Last week, a House-Senate conference committee
reached agreement on a
proposal to reauthorize the
Elementary and Secondary Education Act, bringing Congress one step closer to replacing
No Child Left Behind. As news reports highlight, the framework approved by the joint committee reduces the federal footprint in the nation’s classrooms and provides parents and state and school leaders with the certainty and flexibility they need to deliver a quality education:
- The final agreement … would mark a major transfer of power and authority over public schools from the federal government to states and local school districts. It would also mean a significant reduction in the legal authority of the U.S. education secretary.
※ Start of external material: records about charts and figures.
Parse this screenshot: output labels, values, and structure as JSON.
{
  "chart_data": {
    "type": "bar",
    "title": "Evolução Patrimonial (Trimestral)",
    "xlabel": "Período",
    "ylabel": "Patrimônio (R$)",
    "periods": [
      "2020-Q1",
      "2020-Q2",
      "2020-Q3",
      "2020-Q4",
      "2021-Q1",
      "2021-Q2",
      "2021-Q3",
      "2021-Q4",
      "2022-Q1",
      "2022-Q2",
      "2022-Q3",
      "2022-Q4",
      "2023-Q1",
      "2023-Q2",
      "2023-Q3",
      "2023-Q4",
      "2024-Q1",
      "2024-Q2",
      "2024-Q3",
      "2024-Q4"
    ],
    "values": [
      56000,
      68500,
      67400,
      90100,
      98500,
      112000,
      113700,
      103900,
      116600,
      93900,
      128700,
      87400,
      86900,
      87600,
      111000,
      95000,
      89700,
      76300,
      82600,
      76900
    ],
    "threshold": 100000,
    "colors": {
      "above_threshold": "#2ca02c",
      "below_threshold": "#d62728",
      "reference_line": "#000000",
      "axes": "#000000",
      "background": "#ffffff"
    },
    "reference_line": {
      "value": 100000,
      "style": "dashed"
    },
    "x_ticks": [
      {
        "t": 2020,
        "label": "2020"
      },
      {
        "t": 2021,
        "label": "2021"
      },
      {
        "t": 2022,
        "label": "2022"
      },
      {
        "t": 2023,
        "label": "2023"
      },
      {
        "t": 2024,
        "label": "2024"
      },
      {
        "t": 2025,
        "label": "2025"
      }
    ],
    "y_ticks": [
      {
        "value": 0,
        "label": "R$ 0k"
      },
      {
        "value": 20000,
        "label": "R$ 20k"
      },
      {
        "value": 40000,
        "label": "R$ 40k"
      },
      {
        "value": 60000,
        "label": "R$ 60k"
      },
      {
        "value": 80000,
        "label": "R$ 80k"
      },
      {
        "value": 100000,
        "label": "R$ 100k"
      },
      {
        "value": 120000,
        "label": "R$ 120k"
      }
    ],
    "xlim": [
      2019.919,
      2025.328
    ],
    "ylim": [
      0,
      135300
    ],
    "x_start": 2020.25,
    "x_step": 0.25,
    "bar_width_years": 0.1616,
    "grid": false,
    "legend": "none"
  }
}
The deal would largely dismantle the federal accountability system created in 2002 by No Child Left Behind … It would also extinguish the system of waivers given by the Obama administration, in which states that wanted to escape the demands of No Child Left Behind agreed to embrace the preferred policies of the administration. — Washington Post
- The compromise sharply reduces the federal role in education, giving the states the authority to determine a school's performance … The Education Department also would be barred from mandating or giving states incentives to adopt or maintain any particular set of standards, such as the college and career-ready curriculum guidelines known as Common Core. — Associated Press
- Notably, the new legislation will go to great lengths to tie the hands of the secretary of the Department of Education by putting strict language where NCLB had left discretion to the department. — Deseret News
- This will turn decisions about accountability back to the local level, [school district officials] say. "Some people might try to portray this as a free-for-all, or the wild, wild west, but that's not the case," said David Schuler, the superintendent of High School District 214 in the Chicago suburbs, and the president of the AASA, the School Administrators Association. "This would allow those conversations to move from D.C., in most cases, to our state capitol, and that's where they should be." — Education Week
- There would be less federally mandated testing in schools, and the remaining tests would not be tied to any federal consequences. The bill also prohibits the Department of Education from giving states special positive or negative incentives to adopt specific academic standards, as Secretary of Education Arne Duncan has been doing with Common Core using waivers from No Child Left Behind. — Washington Examiner
- This new ESEA gives power back to the states, which would now be in charge of fixing their most embattled schools, evaluating their teachers, deciding which tests to administer, determining how to use those tests to rank schools, how to educate dual-language learners, and on and on and on. In other words, we might finally be turning the corner on the era of federal micromanagement of K–12 education and leaving No Child Left Behind behind. — Slate
- It cuts down on the number of education programs in what they see as a bloated department and prevents a future secretary from overstepping his or her bounds the way they say Duncan did. States and districts, they say, will do a better job than Washington responding to the needs of poor and minority kids. – Politico
- Under the new K-12 law, school districts identified by their states as under-performing would be eligible for federal grants to make improvements, but the federal government wouldn't prescribe which reforms are necessary. The deal also would bar the U.S. Education Department from requiring states to adopt Common Core academic standards in exchange for federal grants. — USA Today
- The greatest change in the proposed law is a dismantling of the federal accountability system that defined whether K-12 schools were successful, prescribed actions to improve struggling schools, and imposed penalties on states and schools that failed to make progress. It also prevents the federal government from requiring states to evaluate teachers and principals and adopt specific academic standards. — Washington Post
Conservatives are also recognizing the stark difference between NCLB and the House-Senate proposal. Frederick Hess, director of education policy at the American Enterprise Institute, recently wrote in The Hill,
The new bill contains unprecedented language restricting the secretary of Education's discretion and eliminating his or her ability to use the law to shape state policy. It ends the invasive and problematic Race to the Top and School Improvement Grant programs. It contains strong language prohibiting federal officials from seeking to influence state academic standards (think of this as the "no more federal support for the Common Core" provision). It puts an end to the federal government telling states how to improve teacher quality or evaluate teachers.
This AEI scholar has also described the bicameral framework as striking a “ringing blow for the principle of limited government” and “a notable conservative victory.” Congress is expected to review and consider a final bill in the coming weeks. Before the end of the year, the American people should have a new K-12 education law that will help ensure every child receives an excellent education.